Humanities and Social Science Program
Law and Justice Across Cultures
Faculty Advisor: Adjunct Professor, Anthropology, Georgetown University
Research Program Introduction
This program examines how societies across time and in different places have conceived of law and justice. Course readings will draw from a range of anthropological and ethnographic material informed by critical approaches to the study of both concepts. The goal of this program is for students to acquire a robust analytical toolkit for understanding how notions of law, legality, and justice emerge in distinct cultural settings and sociopolitical contexts. Achieving this goal will mean moving across various disciplinary subfields and issues explored by legal anthropologists such as colonialism, citizenship, social inequality, international law, and human rights.

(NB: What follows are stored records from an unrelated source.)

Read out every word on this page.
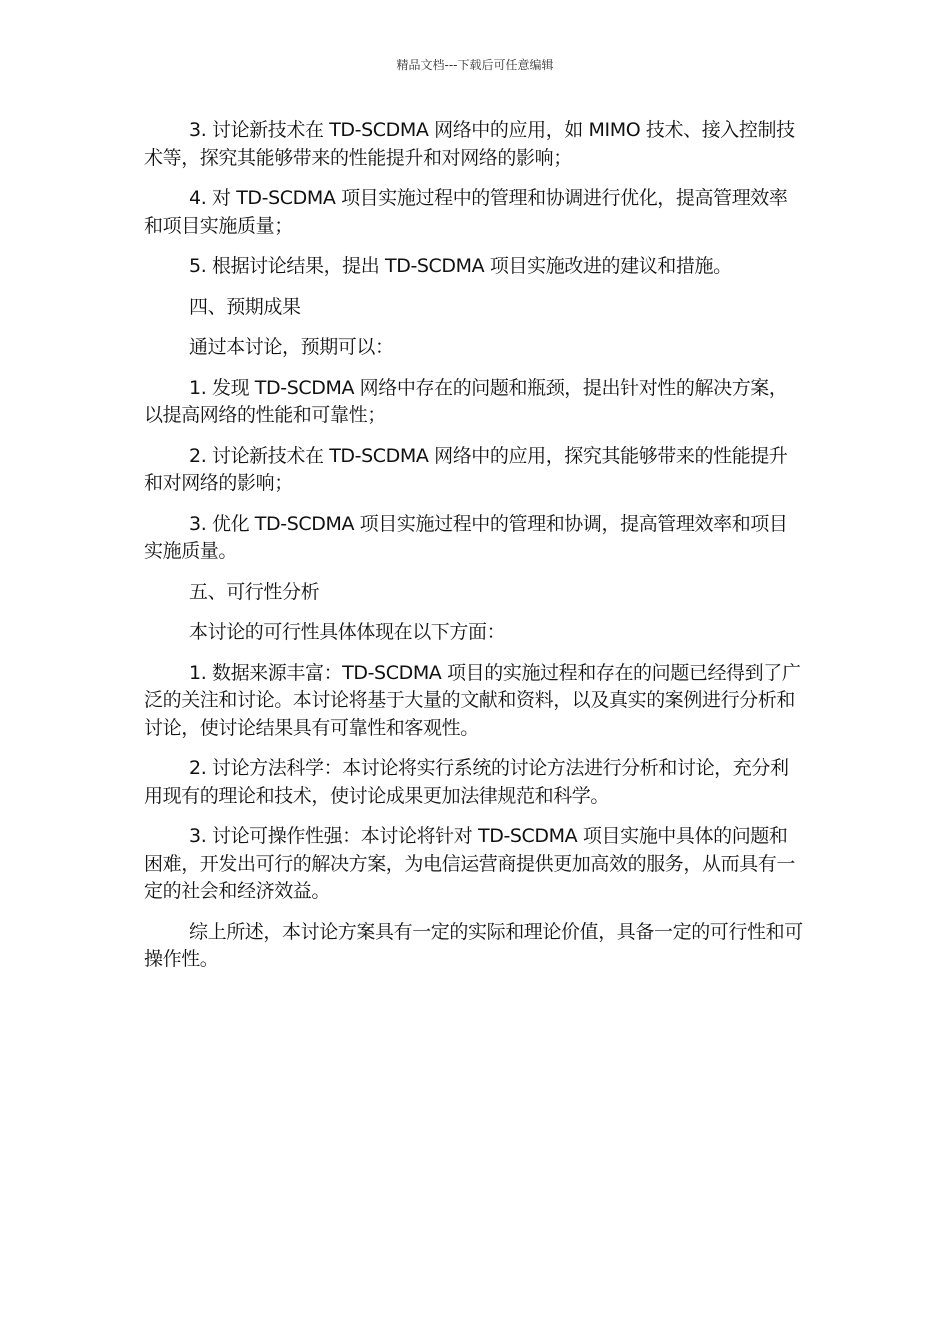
精品文档---下载后可任意编辑

3. 讨论新技术在 TD-SCDMA 网络中的应用，如 MIMO 技术、接入控制技术等，探究其能够带来的性能提升和对网络的影响；

4. 对 TD-SCDMA 项目实施过程中的管理和协调进行优化，提高管理效率和项目实施质量；

5. 根据讨论结果，提出 TD-SCDMA 项目实施改进的建议和措施。

四、预期成果

通过本讨论，预期可以：

1. 发现 TD-SCDMA 网络中存在的问题和瓶颈，提出针对性的解决方案，以提高网络的性能和可靠性；

2. 讨论新技术在 TD-SCDMA 网络中的应用，探究其能够带来的性能提升和对网络的影响；

3. 优化 TD-SCDMA 项目实施过程中的管理和协调，提高管理效率和项目实施质量。

五、可行性分析

本讨论的可行性具体体现在以下方面：

1. 数据来源丰富：TD-SCDMA 项目的实施过程和存在的问题已经得到了广泛的关注和讨论。本讨论将基于大量的文献和资料，以及真实的案例进行分析和讨论，使讨论结果具有可靠性和客观性。

2. 讨论方法科学：本讨论将实行系统的讨论方法进行分析和讨论，充分利用现有的理论和技术，使讨论成果更加法律规范和科学。

3. 讨论可操作性强：本讨论将针对 TD-SCDMA 项目实施中具体的问题和困难，开发出可行的解决方案，为电信运营商提供更加高效的服务，从而具有一定的社会和经济效益。

综上所述，本讨论方案具有一定的实际和理论价值，具备一定的可行性和可操作性。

The goal of this practicum is for students to learn the key concepts in legal anthropology, explore the way culture and law intersect in different social settings, and examine how law unfolds at different geographic and jurisdictional scales.
Program Deliverables
Students will complete a research paper that is roughly ten double-spaced pages.
Possible Topics for Final Project:
How do different countries with different social and cultural values deal with the same legal problem (such as divorce)?
How has a legal rule in a particular jurisdiction changed across time?
What non-legal institutions in a particular society shape how the law is understood and practiced?
Is there a right not included in the Universal Declaration of Human Rights that should be included?
How do non-governmental organizations participate in international law making with respect to X legal issue?
Or other topics in this subject area that you are interested in, and that your professor approves after discussing it with you.
Program Details
Cohort size: 3 to 6 students
Workload: Around 4 to 5 hours per week (including class and homework time)
Target students: 9 to 12th graders interested in Law, Debate, Politics, Policy, International Politics, Sociology, History, Cultural Studies, or other related areas.
Schedule: TBD. Meetings will take place for around one hour per week, with a weekly meeting day and time to be determined a few weeks before the start date.